Sur la scène internationale, on relève l’organisation d’événements en collaboration avec des États controversés tels la Chine et l’Iran. Par exemple, en juillet 2023, les villes russes de Moscou et Saint-Pétersbourg ont accueilli l’Iranian Cultural Week. Or, de telles stratégies sont des plus intéressantes étant donné que la diplomatie culturelle [1] est un instrument bien connu de la politique étrangère russe [2].
Comprendre la logique sous-tendant ce phénomène nécessite de souligner le caractère bicéphale de la problématique : 1) pourquoi la Russie mobilise-t-elle des ressources considérables pour développer des coopérations culturelles alors qu’elle doit déjà financer une guerre très coûteuse ? Et 2) pourquoi ces partenariats sont-ils conclus principalement avec des États dont la réputation suscite souvent la polémique ? Afin de répondre à ces questions, nous reviendrons brièvement sur l’histoire et le fonctionnement de la diplomatie culturelle russe. Ensuite, nous nous intéresserons à son utilisation (nationale et transnationale) et aux avantages que le Kremlin en tire.
La diplomatie culturelle russe : entre passé et présent
La Russie reconnaît l’importance de la diplomatie culturelle (ou « soft power ») dans son Concept de politique étrangère de 2016. De manière à établir « un mécanisme permettant de traduire la présence des Russes à l’étranger en influence de la Russie à l’étranger », Moscou a créé deux agences : la Fondation Russkiy Mir et Rossotrudnitčestvo. D’après le chercheur à l’IRSEM, Maxime Audinet, leur rôle est de promouvoir la langue et la culture russes à l’étranger (plus ou moins proche) [3] à travers divers programmes mis en œuvre à l’aide de « dispositifs extérieurs » (zagranapparat).

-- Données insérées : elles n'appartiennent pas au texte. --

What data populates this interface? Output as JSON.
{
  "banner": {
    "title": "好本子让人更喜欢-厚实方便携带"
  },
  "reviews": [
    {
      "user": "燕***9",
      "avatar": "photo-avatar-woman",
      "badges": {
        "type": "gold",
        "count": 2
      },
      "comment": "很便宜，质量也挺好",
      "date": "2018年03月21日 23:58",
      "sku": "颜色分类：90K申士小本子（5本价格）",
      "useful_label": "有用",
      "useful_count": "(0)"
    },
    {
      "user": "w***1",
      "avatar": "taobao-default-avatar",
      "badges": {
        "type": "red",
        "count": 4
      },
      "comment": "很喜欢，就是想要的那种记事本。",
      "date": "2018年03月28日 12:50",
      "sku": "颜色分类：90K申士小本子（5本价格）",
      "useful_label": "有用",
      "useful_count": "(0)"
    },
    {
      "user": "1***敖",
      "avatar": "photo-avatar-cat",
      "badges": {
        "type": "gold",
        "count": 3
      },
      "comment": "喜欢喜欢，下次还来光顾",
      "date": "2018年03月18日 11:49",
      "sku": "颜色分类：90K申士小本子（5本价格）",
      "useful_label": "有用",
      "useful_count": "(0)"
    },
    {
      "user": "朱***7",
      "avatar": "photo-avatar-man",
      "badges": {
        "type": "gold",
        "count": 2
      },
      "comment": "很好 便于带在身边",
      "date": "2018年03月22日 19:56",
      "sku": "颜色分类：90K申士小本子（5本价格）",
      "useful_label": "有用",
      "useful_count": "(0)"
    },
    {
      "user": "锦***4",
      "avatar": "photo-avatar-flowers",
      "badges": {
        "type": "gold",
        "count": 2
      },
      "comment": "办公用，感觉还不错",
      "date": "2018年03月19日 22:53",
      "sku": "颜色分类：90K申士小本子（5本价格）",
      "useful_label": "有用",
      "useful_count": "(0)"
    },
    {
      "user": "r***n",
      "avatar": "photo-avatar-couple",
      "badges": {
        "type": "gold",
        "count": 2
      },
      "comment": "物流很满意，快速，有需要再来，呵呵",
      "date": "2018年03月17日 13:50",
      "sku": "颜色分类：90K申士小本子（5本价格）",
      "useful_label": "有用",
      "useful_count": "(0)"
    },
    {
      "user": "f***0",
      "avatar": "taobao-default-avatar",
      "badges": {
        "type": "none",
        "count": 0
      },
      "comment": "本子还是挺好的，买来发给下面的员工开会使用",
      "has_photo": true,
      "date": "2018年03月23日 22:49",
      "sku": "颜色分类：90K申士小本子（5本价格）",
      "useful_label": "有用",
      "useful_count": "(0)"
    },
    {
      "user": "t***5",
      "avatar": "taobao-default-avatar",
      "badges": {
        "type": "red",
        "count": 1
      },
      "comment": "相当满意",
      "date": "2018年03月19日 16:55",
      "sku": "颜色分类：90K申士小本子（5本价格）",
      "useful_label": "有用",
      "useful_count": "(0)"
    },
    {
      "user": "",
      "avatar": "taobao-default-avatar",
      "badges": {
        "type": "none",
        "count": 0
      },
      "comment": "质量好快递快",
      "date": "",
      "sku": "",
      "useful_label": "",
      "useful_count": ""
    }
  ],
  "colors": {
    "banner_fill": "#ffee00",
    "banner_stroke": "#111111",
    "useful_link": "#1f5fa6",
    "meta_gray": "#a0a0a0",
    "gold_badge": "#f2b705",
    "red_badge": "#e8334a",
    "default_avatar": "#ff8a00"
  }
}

La spécialiste de l’Institut français des relations internationales Marlène Laruelle précise que cette forme de diplomatie s’appuie sur l’histoire et la culture de la Russie (dont sa langue), son statut de « joker » sur la scène internationale, sa gouvernance et son idéologie politique actuelles ainsi que son héritage soviétique. Pour en saisir les tenants et aboutissants, un retour sur ses origines s’impose.
La centralité de la culture au sein de l’administration russe : un héritage soviétique
Relais de l’idéologie communiste, la politique culturelle soviétique a vu le jour dans les années 1920-30. Elle s’est institutionnalisée avec la création du ministère de la Culture de l’Union soviétique en 1953. Cette politique poursuivait, à l’époque, plusieurs objectifs : 1) la création d’un réseau d’institutions culturelles étatiques (à la finalité essentiellement éducative) ; 2) le développement d’une administration centralisée et d’un dispositif de contrôle idéologique ; 3) la promulgation de législations connexes et 4) le soutien à une culture respectueuse des valeurs soviétiques ou tout au moins neutre. Le cinéma, la radio, la presse et la télévision (à partir des années 1960) étaient autant de moyens utilisés pour appliquer cette politique.
Parallèlement, des « syndicats créatifs » propres à chaque forme artistique se sont formés. Ils avaient pour objectifs d’aider le Parti communiste (PC) à contrôler l’intelligentsia et la communauté artistique et organiser leurs activités professionnelles de façon à servir ses desseins. Ladite politique culturelle a évolué au gré des gouvernements et des priorités de chaque Secrétaire Général du PC. Ainsi, plus la fin de l’URSS approchait, plus l’intérêt pour les questions culturelles diminuait. Toutefois, l’avènement de la Fédération de Russie en décembre 1991 a changé la donne.
La Fédération russe et la culture : une décentralisation à nuancer
Face au marasme politico-économique de la Russie post-soviétique, le Kremlin n’a commencé à s’intéresser à ce secteur d’activité qu’au milieu des années 1990. Il a souhaité commencer en réformant la base légale en la matière et en clarifiant les sources de financement. La nouvelle politique culturelle visait initialement à protéger la liberté d’expression, l’héritage culturel et le réseau des institutions culturelles d’État. Ces objectifs se retrouvent dans le « Programme fédéral pour le développement et la préservation de la culture et des arts, 1993-1995 ».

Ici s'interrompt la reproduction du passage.